Eu francamente não entendo a lógica veranil do "está-ridiculamente-quente-então-vou-à-praia-me-expor-diretamente-ao-sol", embora carioca e criada à beira do mar. Sim, a brisa fresca do mar é uma delícia, e o contraste da água gelada sobre a pele quente é divino. Mas quanto mais meu trabalho me ensina sobre biologia, neurociência e envelhecimento, mais quero distância do sol.
O cerne do problema é a nova compreensão de que muito da decrepitude crescente que constitui o processo de envelhecimento do corpo é devido ao acúmulo de danos ao DNA, aquela molécula enorme que constitui os 30 bilhões de pares de unidades do nosso genoma: o repositório de códigos que são traduzidos em proteínas que constroem todas as células.
Quanto mais tempo se vive, mais danos o DNA acumula. Minha própria pesquisa no momento envolve determinar se são esses danos acumulados pelos neurônios do cérebro que eventualmente encerram nossas carreiras individuais no planeta.
Donde meu novo amor por chapéus e pouca saudade do sol do verão brasileiro: radiação ultravioleta (UV) é sabidamente um grande destruidor de DNA.
O vermelho do "queimadinho de sol" no rosto é a resposta inflamatória aguda das células da pele aos danos causados ao seu DNA pelo UV solar. O bronzeado? Desejada por muitos e evitada por mim, que aprendi a ficar feliz com o que meu pai denomina minha "brancura-laboratório", pele bronzeada é pele danificada. A melanina adicional até que ajuda a proteger de mais danos, mas também é evidência de que muito estrago já aconteceu.
A pesquisa do holandês Jan Hoeijmakers, na Universidade de Rotterdam, mostrou que camundongos mutantes tornados especialmente incapazes de reparar seu DNA envelhecem prematuramente, padecem de toda forma de decrepitude, e morrem cedo, cheios de danos no cérebro. Tudo vai razoavelmente bem até o fim da infância; depois disso, o fim chega rápido.
De alguma forma, criaturas novinhas são extremamente eficazes em reparar danos ao DNA. Mas quando nos tornamos adultos, mais danos ocorrem do que são reparados, com saldo negativo crescente contra nós.
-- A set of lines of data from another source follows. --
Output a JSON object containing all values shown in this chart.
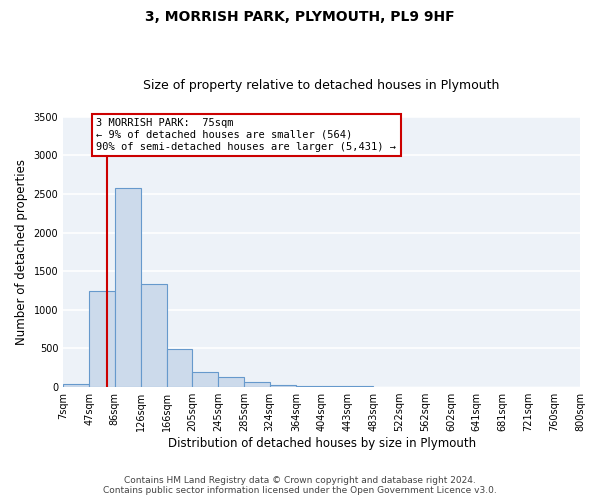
{
  "title": "3, MORRISH PARK, PLYMOUTH, PL9 9HF",
  "subtitle": "Size of property relative to detached houses in Plymouth",
  "xlabel": "Distribution of detached houses by size in Plymouth",
  "ylabel": "Number of detached properties",
  "bar_color": "#ccdaeb",
  "bar_edge_color": "#6699cc",
  "bin_edges": [
    7,
    47,
    86,
    126,
    166,
    205,
    245,
    285,
    324,
    364,
    404,
    443,
    483,
    522,
    562,
    602,
    641,
    681,
    721,
    760,
    800
  ],
  "bar_heights": [
    40,
    1250,
    2580,
    1340,
    490,
    195,
    125,
    60,
    30,
    15,
    10,
    8,
    6,
    5,
    4,
    3,
    3,
    2,
    2,
    2
  ],
  "tick_labels": [
    "7sqm",
    "47sqm",
    "86sqm",
    "126sqm",
    "166sqm",
    "205sqm",
    "245sqm",
    "285sqm",
    "324sqm",
    "364sqm",
    "404sqm",
    "443sqm",
    "483sqm",
    "522sqm",
    "562sqm",
    "602sqm",
    "641sqm",
    "681sqm",
    "721sqm",
    "760sqm",
    "800sqm"
  ],
  "property_size": 75,
  "property_line_color": "#cc0000",
  "annotation_text": "3 MORRISH PARK:  75sqm\n← 9% of detached houses are smaller (564)\n90% of semi-detached houses are larger (5,431) →",
  "annotation_box_color": "#cc0000",
  "ylim": [
    0,
    3500
  ],
  "yticks": [
    0,
    500,
    1000,
    1500,
    2000,
    2500,
    3000,
    3500
  ],
  "footer_line1": "Contains HM Land Registry data © Crown copyright and database right 2024.",
  "footer_line2": "Contains public sector information licensed under the Open Government Licence v3.0.",
  "bg_color": "#edf2f8",
  "grid_color": "#ffffff",
  "title_fontsize": 10,
  "subtitle_fontsize": 9,
  "axis_label_fontsize": 8.5,
  "tick_fontsize": 7,
  "footer_fontsize": 6.5
}
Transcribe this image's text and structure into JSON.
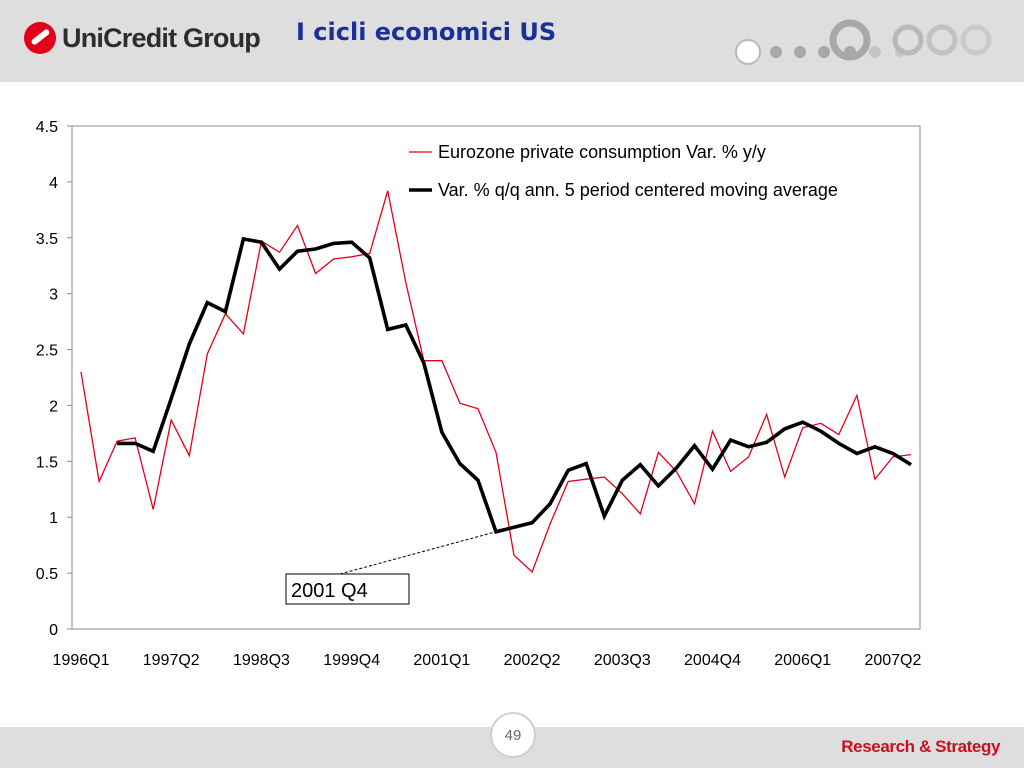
{
  "header": {
    "logo_text": "UniCredit Group",
    "title": "I cicli economici US",
    "colors": {
      "title": "#1a2f99",
      "logo_mark": "#e2001a",
      "band": "#dedede"
    }
  },
  "chart_data": {
    "type": "line",
    "x": [
      "1996Q1",
      "1996Q2",
      "1996Q3",
      "1996Q4",
      "1997Q1",
      "1997Q2",
      "1997Q3",
      "1997Q4",
      "1998Q1",
      "1998Q2",
      "1998Q3",
      "1998Q4",
      "1999Q1",
      "1999Q2",
      "1999Q3",
      "1999Q4",
      "2000Q1",
      "2000Q2",
      "2000Q3",
      "2000Q4",
      "2001Q1",
      "2001Q2",
      "2001Q3",
      "2001Q4",
      "2002Q1",
      "2002Q2",
      "2002Q3",
      "2002Q4",
      "2003Q1",
      "2003Q2",
      "2003Q3",
      "2003Q4",
      "2004Q1",
      "2004Q2",
      "2004Q3",
      "2004Q4",
      "2005Q1",
      "2005Q2",
      "2005Q3",
      "2005Q4",
      "2006Q1",
      "2006Q2",
      "2006Q3",
      "2006Q4",
      "2007Q1",
      "2007Q2",
      "2007Q3"
    ],
    "tick_labels": [
      "1996Q1",
      "1997Q2",
      "1998Q3",
      "1999Q4",
      "2001Q1",
      "2002Q2",
      "2003Q3",
      "2004Q4",
      "2006Q1",
      "2007Q2"
    ],
    "series": [
      {
        "name": "Eurozone private consumption Var. % y/y",
        "color": "#e3001b",
        "values": [
          2.3,
          1.32,
          1.68,
          1.71,
          1.07,
          1.87,
          1.55,
          2.46,
          2.82,
          2.64,
          3.47,
          3.37,
          3.61,
          3.18,
          3.31,
          3.33,
          3.36,
          3.92,
          3.1,
          2.4,
          2.4,
          2.02,
          1.97,
          1.58,
          0.66,
          0.51,
          0.94,
          1.32,
          1.34,
          1.36,
          1.21,
          1.03,
          1.58,
          1.41,
          1.12,
          1.77,
          1.41,
          1.54,
          1.92,
          1.36,
          1.8,
          1.84,
          1.74,
          2.09,
          1.34,
          1.54,
          1.56
        ]
      },
      {
        "name": "Var. % q/q ann. 5 period centered moving average",
        "color": "#000000",
        "values": [
          null,
          null,
          1.66,
          1.66,
          1.59,
          2.06,
          2.55,
          2.92,
          2.84,
          3.49,
          3.46,
          3.22,
          3.38,
          3.4,
          3.45,
          3.46,
          3.32,
          2.68,
          2.72,
          2.38,
          1.76,
          1.48,
          1.33,
          0.87,
          0.91,
          0.95,
          1.12,
          1.42,
          1.48,
          1.01,
          1.33,
          1.47,
          1.28,
          1.44,
          1.64,
          1.43,
          1.69,
          1.63,
          1.67,
          1.79,
          1.85,
          1.77,
          1.66,
          1.57,
          1.63,
          1.57,
          1.47
        ]
      }
    ],
    "ylim": [
      0,
      4.5
    ],
    "yticks": [
      "0",
      "0.5",
      "1",
      "1.5",
      "2",
      "2.5",
      "3",
      "3.5",
      "4",
      "4.5"
    ],
    "annotation": {
      "text": "2001 Q4",
      "target_x": "2001Q4",
      "target_y": 0.87
    },
    "legend": "top-right",
    "grid": false
  },
  "footer": {
    "page_number": "49",
    "brand": "Research & Strategy"
  }
}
Torrar ao sol é acelerar os danos à pele, se não ao corpo todo.
Não sei se exposição direta à radiação UV (prefiro esse nome, que soa danoso; "raios UV" parecem coisa de herói da Marvel) também acelera o acúmulo de danos ao DNA de neurônios, mas em todo caso, prefiro distância.
Sol indireto é bom, permite ao corpo produzir vitamina D. Sol direto é para as plantas.
Texto de Suzana Herculano-Houzel, na Folha de São Paulo.